Will use the LWT Topic (Last Will and Testament) from a Tasmota device to check the healthiness. Therefor I will not touch the current Mosquitto healthcheck. Thanks!
The solution is very simple : configure the monitor at Uptime-Kume and let the input field "MQTT Success Message" empty. So only the message will be checked but no check to the payload of the message. Great! And simple, isn't it?
So that means you can use the health-check message then?
By the way, thanks for reporting this. Otherwise, I would never have realised anything was wrong. 🤦
Also, the multi-talented Mr @Slyke has just processed the pull request so the changes to the Dockerfile and the entry-point script are now live on GitHub. The basic trick is to do a git status
and then git restore «file»
anything changed in the ~/IOTstack/.templates/mosquitto
directory, and then a git pull
will work and you'll be up-to-date again.
Yes, the health-check message works. In case of missing health-check messages Uptime-Kuma reports an error (tested by stopping the Mosquitto container).
I opened Mosquitto issue 2923. Even though my misunderstanding of your original post led me down that particular rabbit hole, root ownership feels wrong (at least in the Docker context) and I can't see any reason why the pwfile
needs execute permission.
I'm hoping someone who knows at lot more about Mosquitto than I do will cast a knowledgable eye over that issue and either set me straight or agree and propose a fix.
Incidentally, I also realised that part of the reason we (IOTstack users deploying Mosquitto) see that "not owned by root" warning is because our template starts with an empty pwfile
owned by ID=1883. If you actually use mosquitto_passwd
to create a password file from scratch, it gets root ownership and mode 600. Then, on the next container restart the root ownership will be reset to 1883 and the "not owned by root" warnings will start up on subsequent runs of mosquitto_passwd
.
The reason we see the "world readable permissions" warning is a side-effect of Git which, according to the reading I've been doing, only lets you specify whether a file has the execute bit set or not. There seems to be no way to set mode 600 in the template structure on GitHub and have it persist all the way through.

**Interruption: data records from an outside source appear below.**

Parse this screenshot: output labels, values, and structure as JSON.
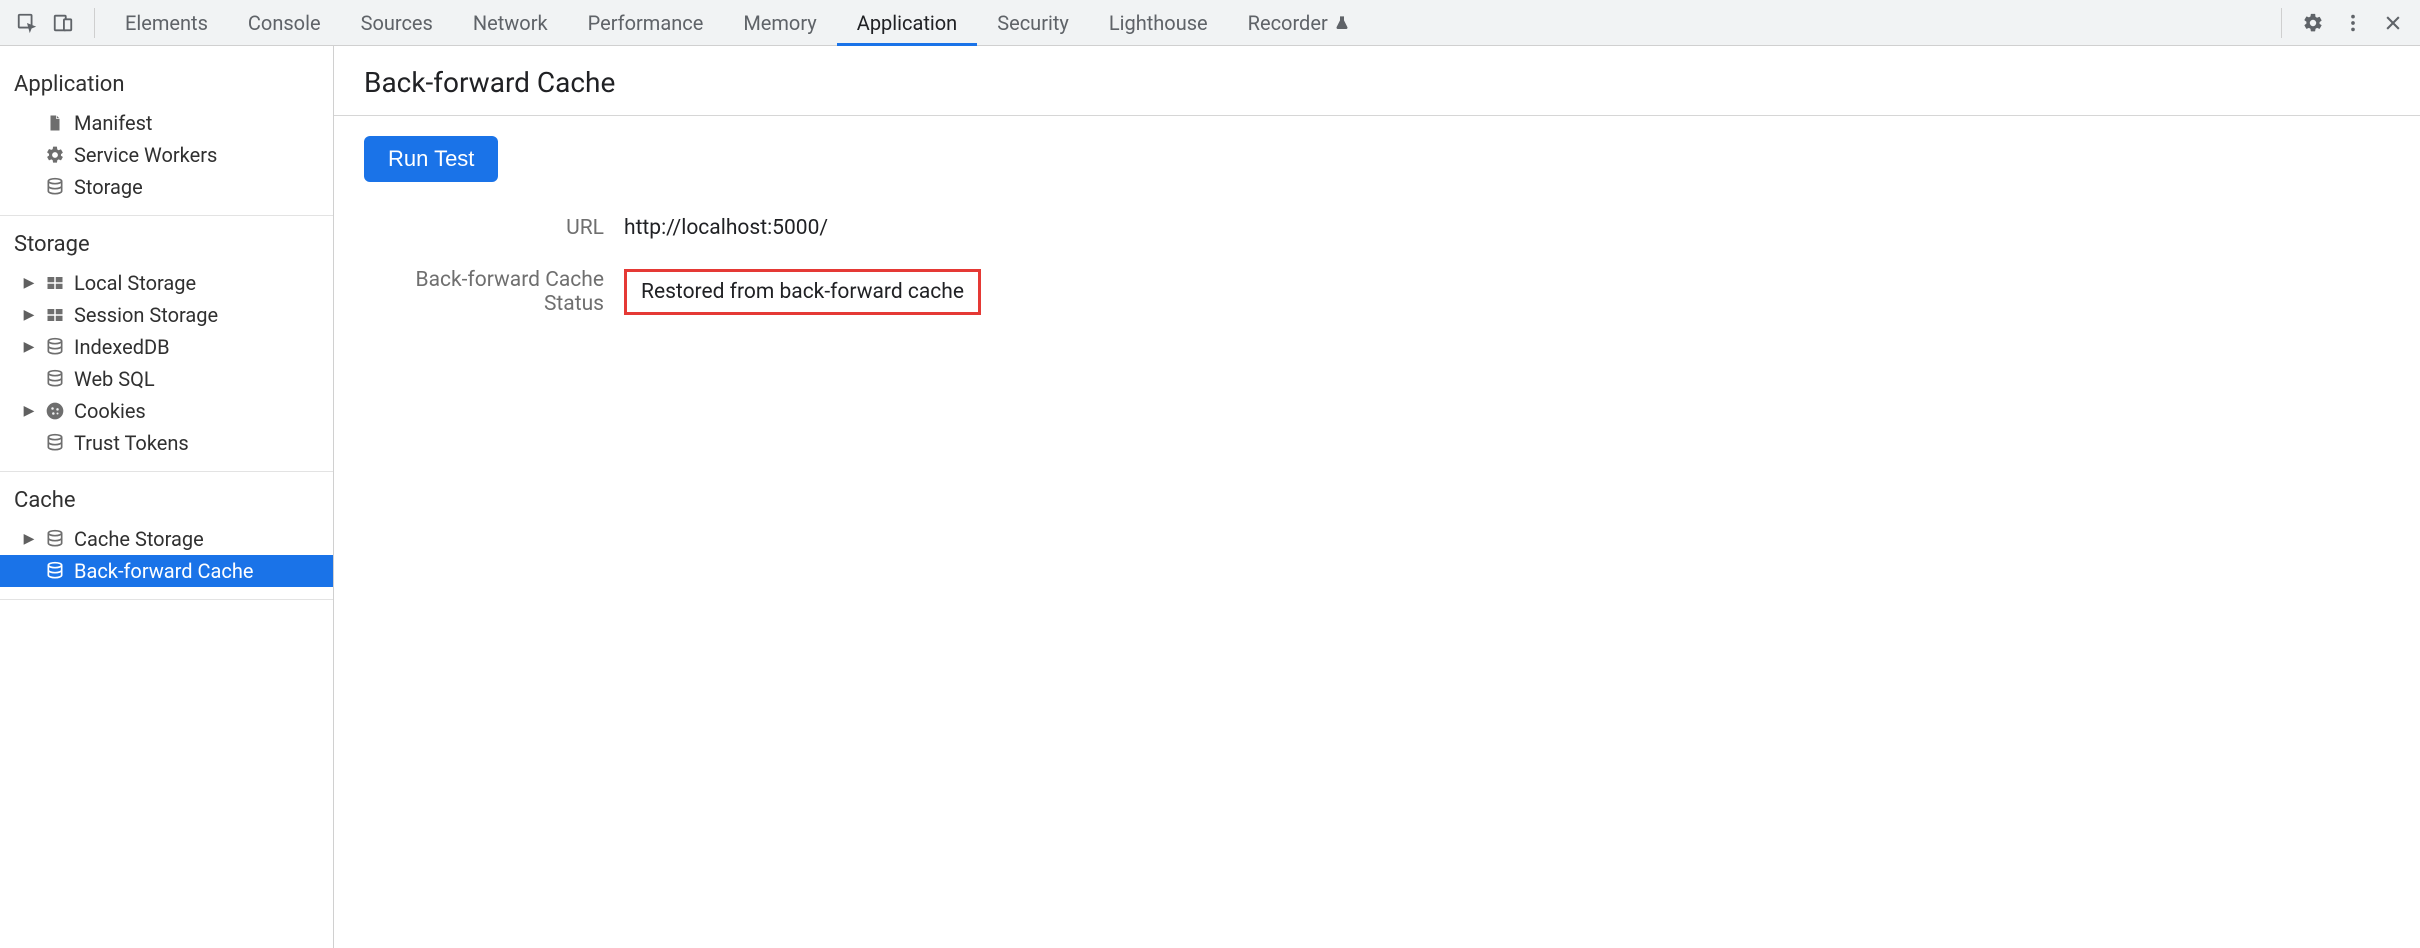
{
  "toolbar": {
    "tabs": [
      {
        "label": "Elements",
        "active": false
      },
      {
        "label": "Console",
        "active": false
      },
      {
        "label": "Sources",
        "active": false
      },
      {
        "label": "Network",
        "active": false
      },
      {
        "label": "Performance",
        "active": false
      },
      {
        "label": "Memory",
        "active": false
      },
      {
        "label": "Application",
        "active": true
      },
      {
        "label": "Security",
        "active": false
      },
      {
        "label": "Lighthouse",
        "active": false
      },
      {
        "label": "Recorder",
        "active": false,
        "flask": true
      }
    ]
  },
  "sidebar": {
    "sections": [
      {
        "title": "Application",
        "items": [
          {
            "label": "Manifest",
            "icon": "file",
            "expandable": false,
            "selected": false
          },
          {
            "label": "Service Workers",
            "icon": "gear",
            "expandable": false,
            "selected": false
          },
          {
            "label": "Storage",
            "icon": "db",
            "expandable": false,
            "selected": false
          }
        ]
      },
      {
        "title": "Storage",
        "items": [
          {
            "label": "Local Storage",
            "icon": "grid",
            "expandable": true,
            "selected": false
          },
          {
            "label": "Session Storage",
            "icon": "grid",
            "expandable": true,
            "selected": false
          },
          {
            "label": "IndexedDB",
            "icon": "db",
            "expandable": true,
            "selected": false
          },
          {
            "label": "Web SQL",
            "icon": "db",
            "expandable": false,
            "selected": false
          },
          {
            "label": "Cookies",
            "icon": "cookie",
            "expandable": true,
            "selected": false
          },
          {
            "label": "Trust Tokens",
            "icon": "db",
            "expandable": false,
            "selected": false
          }
        ]
      },
      {
        "title": "Cache",
        "items": [
          {
            "label": "Cache Storage",
            "icon": "db",
            "expandable": true,
            "selected": false
          },
          {
            "label": "Back-forward Cache",
            "icon": "db",
            "expandable": false,
            "selected": true
          }
        ]
      }
    ]
  },
  "content": {
    "title": "Back-forward Cache",
    "run_button": "Run Test",
    "rows": [
      {
        "label": "URL",
        "value": "http://localhost:5000/",
        "highlight": false
      },
      {
        "label": "Back-forward Cache Status",
        "value": "Restored from back-forward cache",
        "highlight": true
      }
    ]
  }
}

Hello get the mosquitto container health check agent not running. container-health-check
the container is up and running and healthy.
mosquitto Up 7 minutes (healthy)
But how can I get the health check agent to be used by Uptime-Kuma?
mosquitto_sub -v -h localhost -p 1883 -t "iotstack/mosquitto/healthcheck" -F "%I %t %p"
doesn't respond. Tests are done without providing credentials. Any idea? Thanks!